OSA, hava yolunun zayıf, ağır veya gevşemiş yumuşak dokular nedeniyle anlık olarak çökmesi ve bunun 10 saniyeden uzun süre boyunca sürekli olarak gerçekleşmesidir. Vücudunuzun geçici olarak nefes almayı bırakması anlamına gelir ki bu ideal değildir. Lim, “OSA, uyku bozukluğu, kronik stres ve iltihaplanma ile ilişkilendirilmiştir” diyor. “Ancak aynı zamanda yüksek tansiyon, kalp hastalığı ve depresyondan metabolik hastalığa, hafıza kaybına, kansere ve daha fazlasına kadar hemen hemen her kronik sağlık durumunun artan riski ile de ilişkilendirilir.”
Uyarı sesleri açısından, yüksek sesli bir horlama hava akışına karşı daha fazla direnç olduğunu gösterebilir, ancak uykunuzun ne kadar kesintiye uğrayacağı hakkında pek bir şey söylemez. Daha endişe verici olanlar, uyurken boğulma veya nefes nefese kalma, beklenmedik bir şekilde uyanma veya günün geri kalanında sadece dinlenmiş hissetmeme gibi belirtiler ve semptomlardır.
Peki bu konuda ne yapabilirsiniz?
En basit cevap, horlamayı başlamadan önce durdurmaktır. Lim, “Modern sağlık hizmetleri, uyku solunum bozuklukları spektrumunun en şiddetli ucu olan OSA’yı teşhis etmeye ve tedavi etmeye odaklanıyor, ancak bu, önleme ve sağlığı geliştirmeye odaklanmak yerine koroner arter hastalığını tedavi etmeye benziyor,” diyor. “Horlama, zayıf hava yolu yapısı ve işlevinin bir belirtisidir. Uyku sırasında ortaya çıkar çünkü kaslarımız daha gevşemiştir, yatarız ve normalde gün boyunca hava yolumuzu açık tutan refleksler uyku sırasında aktif değildir.” Hormonal değişiklikler, kilo alımı ve azalmış kas tonusu gibi faktörler nedeniyle yaşla birlikte kötüleşme eğiliminde olan bir durumdur.

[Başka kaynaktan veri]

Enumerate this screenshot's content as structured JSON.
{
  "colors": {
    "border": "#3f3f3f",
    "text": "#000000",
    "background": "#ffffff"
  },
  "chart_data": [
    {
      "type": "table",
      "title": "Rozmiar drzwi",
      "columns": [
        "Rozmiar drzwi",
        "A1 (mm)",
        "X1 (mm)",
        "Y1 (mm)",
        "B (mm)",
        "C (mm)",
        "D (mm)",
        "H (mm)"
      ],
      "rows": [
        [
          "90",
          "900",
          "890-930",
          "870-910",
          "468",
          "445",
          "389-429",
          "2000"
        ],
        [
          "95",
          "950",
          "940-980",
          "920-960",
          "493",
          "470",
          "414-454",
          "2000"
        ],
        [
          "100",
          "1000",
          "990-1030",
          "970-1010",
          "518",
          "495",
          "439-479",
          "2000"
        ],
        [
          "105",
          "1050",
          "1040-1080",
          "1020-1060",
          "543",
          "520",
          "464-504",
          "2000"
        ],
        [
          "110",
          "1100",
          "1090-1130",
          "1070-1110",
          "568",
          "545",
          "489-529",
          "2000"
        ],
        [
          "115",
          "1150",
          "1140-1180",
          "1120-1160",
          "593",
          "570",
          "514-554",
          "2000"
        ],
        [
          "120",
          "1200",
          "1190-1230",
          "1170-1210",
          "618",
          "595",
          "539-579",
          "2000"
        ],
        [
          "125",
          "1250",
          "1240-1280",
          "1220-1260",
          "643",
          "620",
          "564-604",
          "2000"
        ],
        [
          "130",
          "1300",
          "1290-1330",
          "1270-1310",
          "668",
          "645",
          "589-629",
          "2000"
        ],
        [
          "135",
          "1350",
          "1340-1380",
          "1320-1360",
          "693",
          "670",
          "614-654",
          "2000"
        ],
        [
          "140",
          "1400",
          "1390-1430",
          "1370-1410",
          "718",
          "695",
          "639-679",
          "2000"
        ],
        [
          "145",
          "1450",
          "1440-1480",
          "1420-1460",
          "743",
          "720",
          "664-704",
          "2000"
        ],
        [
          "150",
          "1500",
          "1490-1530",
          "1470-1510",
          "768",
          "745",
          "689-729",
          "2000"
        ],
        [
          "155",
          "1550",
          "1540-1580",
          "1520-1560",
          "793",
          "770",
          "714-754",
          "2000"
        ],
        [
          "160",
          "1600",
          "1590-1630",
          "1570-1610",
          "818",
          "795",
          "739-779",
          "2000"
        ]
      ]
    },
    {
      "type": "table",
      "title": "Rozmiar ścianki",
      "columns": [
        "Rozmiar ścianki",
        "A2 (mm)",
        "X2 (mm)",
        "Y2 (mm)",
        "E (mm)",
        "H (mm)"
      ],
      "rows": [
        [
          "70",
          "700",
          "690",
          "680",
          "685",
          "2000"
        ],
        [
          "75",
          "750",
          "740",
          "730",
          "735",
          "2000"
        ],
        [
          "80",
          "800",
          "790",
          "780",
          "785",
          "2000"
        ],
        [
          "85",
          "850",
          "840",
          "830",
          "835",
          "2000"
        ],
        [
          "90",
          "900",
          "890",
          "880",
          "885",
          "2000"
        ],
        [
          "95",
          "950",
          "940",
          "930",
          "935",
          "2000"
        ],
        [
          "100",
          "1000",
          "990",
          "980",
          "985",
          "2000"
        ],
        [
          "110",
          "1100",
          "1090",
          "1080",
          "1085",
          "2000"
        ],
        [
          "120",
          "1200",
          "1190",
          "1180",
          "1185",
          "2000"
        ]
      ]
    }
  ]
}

Zaten ara sıra horluyorsanız, sırt üstü uyumaktan yan yatmaya geçmek yardımcı olabilir. Geceliğinizin arkasına bir tenis topu bantlamak kulağa baba bilimi gibi gelebilir, ancak NHS bunu onaylıyor, ancak yastıklar ve yatak kamaları biraz daha onurlu hissettirebilir. Bazı insanlar burun spreyleri ve bantların yardımcı olduğunu düşünüyor, ancak bunların etkililiğine dair kanıtlar karışık.
Sorunlar devam ederse veya kötüleşirse, miyofonksiyonel terapi – yüz, ağız ve dil çevresindeki kasları çalıştıran egzersizler – hafif vakalarda yardımcı olabilir veya daha şiddetli vakalar için tedavilerle birlikte çalışabilir. Hatta eğlenceli bile olabilirler: Lim, “Didgeridoo çalmanın horlamayı ve obstrüktif uyku apnesini ve semptomlarını azalttığı gösterilmiştir” diyor.
Orta ve şiddetli vakalar, alt çeneyi horlamayı engelleyecek bir pozisyonda tutan dişsel cihazlar gerektirebilir. Daha şiddetli sorunlar için, cerrahi, bir kişinin bireysel risk faktörlerini hedef alan ve hava yolu yapısını ve işlevini geri kazandırmaya yardımcı olan bir dizi seçenek sunar, ancak uzun vadeli etkinliği konusunda bazı anlaşmazlıklar vardır.
Sosyal medyada ağzınızı bantlamanın faydaları hakkında bahsedildiğini görmüş olabilirsiniz, ancak çoğu doktor bunun tehlikeli olduğu konusunda hemfikir, özellikle de uyku apnesi varsa. Öte yandan küçük bir çalışma, ağız bantlarının “ağızdan üflemeye” dönüştüğünü, yani zaten işe yaramadığını öne sürüyor.
En iyi çözüm muhtemelen önleyici tedbirlerdir: Sağlıklı bir kiloyu korumak, gövde kaslarınızı formda tutmak, sağlıklı beslenmek ve alkol tüketimini azaltmak da yardımcı olabilir.